Me puse a hablar. Nada de cuanto le dije podía ser comprobado, pero me daba cuenta de que el sheriff se lo estaba creyendo; lo raro hubiera sido que no se lo creyera. Y es que mi relato era verídico en lo fundamental. Todo aquello prácticamente iba a misa, con la salvedad de las fechas. En la zona minera del carbón de Oklahoma se había producido una crisis económica del carajo a principios de la década de 1920. Hubo huelgas, la milicia fue llamada a intervenir, y nadie tenía dinero para comer, como no fueran los médicos y los sepultureros. Y había muchas cosas en que pensar que no tenían que ver ni con las partidas de nacimiento ni con los certificados de defunción.
Le expliqué que al final nos trasladamos a Arkansas, para la recogida del algodón, y que luego fuimos al valle del Río Grande, para la recogida de la fruta, y después al valle del Imperial, donde la recogida la tienes que hacer agachado... Todos juntos, al principio, y luego separándonos un día o dos para que cada uno siguiera el trabajo allí donde lo hubiera. Separándonos, y quedándonos separados al final.
En Houston vendí periódicos. En Dallas hice de cadi en un campo de golf.

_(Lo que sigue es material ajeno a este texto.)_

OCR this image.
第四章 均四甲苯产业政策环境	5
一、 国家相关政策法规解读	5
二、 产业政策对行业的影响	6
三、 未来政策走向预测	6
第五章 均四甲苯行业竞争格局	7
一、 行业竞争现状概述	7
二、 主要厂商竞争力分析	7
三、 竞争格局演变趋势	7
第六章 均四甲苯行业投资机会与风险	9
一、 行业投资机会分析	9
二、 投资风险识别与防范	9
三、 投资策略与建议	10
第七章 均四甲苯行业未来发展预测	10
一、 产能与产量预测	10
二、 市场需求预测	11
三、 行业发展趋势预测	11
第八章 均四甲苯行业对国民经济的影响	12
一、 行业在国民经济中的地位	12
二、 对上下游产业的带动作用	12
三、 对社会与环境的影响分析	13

En Kansas City vendí refrescos y programas de cine. Y en Denver, frente a la puerta del Brown Palace Hotel, pedí una moneda para tomar un café a un sujeto con pinta de ricachón. Y el tipo me dijo:
—Por Dios, Charlie, ¿es que no te acuerdas de mí? Soy tu hermano Luke...
Por supuesto, esto último no lo conté.
—Ajá —cortó Summers. Le estaba dando tantos detalles que la cosa empezaba a hastiarle—. ¿Cuándo fuiste a Arizona?
—En diciembre del 44. Nunca he sabido cuál fue mi fecha exacta de nacimiento, pero creo recordar que por entonces tendría dieciséis años recién cumplidos. En todo caso —aquí tuve buen cuidado de mostrarme cuidadoso al respecto—, dudo mucho que tuviera más de diecisiete.
—Claro. —El sheriff asintió con la cabeza, frunciendo ligeramente el ceño—. Eso salta a la vista. Hasta me resulta difícil de creer que tuvieras dieciséis años.
—Y bien, el país seguía en guerra, por lo que no era fácil encontrar trabajadores. Este señor Fields y su mujer —un matrimonio mayor, muy buenas personas los dos— me ofrecieron empleo en una gasolinera suya, y el sueldo no era muy alto, porque la gasolinera tampoco daba mucho beneficio, pero a mí me gustaba aquel trabajo. Vivía con ellos, como si fuera su hijo, y ahorraba todo lo que me sacaba. Y hace dos años, cuando murió pap... Quiero decir, cuando murió el señor Fields, le compré la casa a su mujer... Supongo —aquí vacilé un segundo—, supongo que esa fue la razón por la que decidí irme de Tucson. Ahora que papá Fields había muerto y mamá Fields había vuelto a su pueblo en Iowa, la casa ya no tenía mucho de hogar para mí.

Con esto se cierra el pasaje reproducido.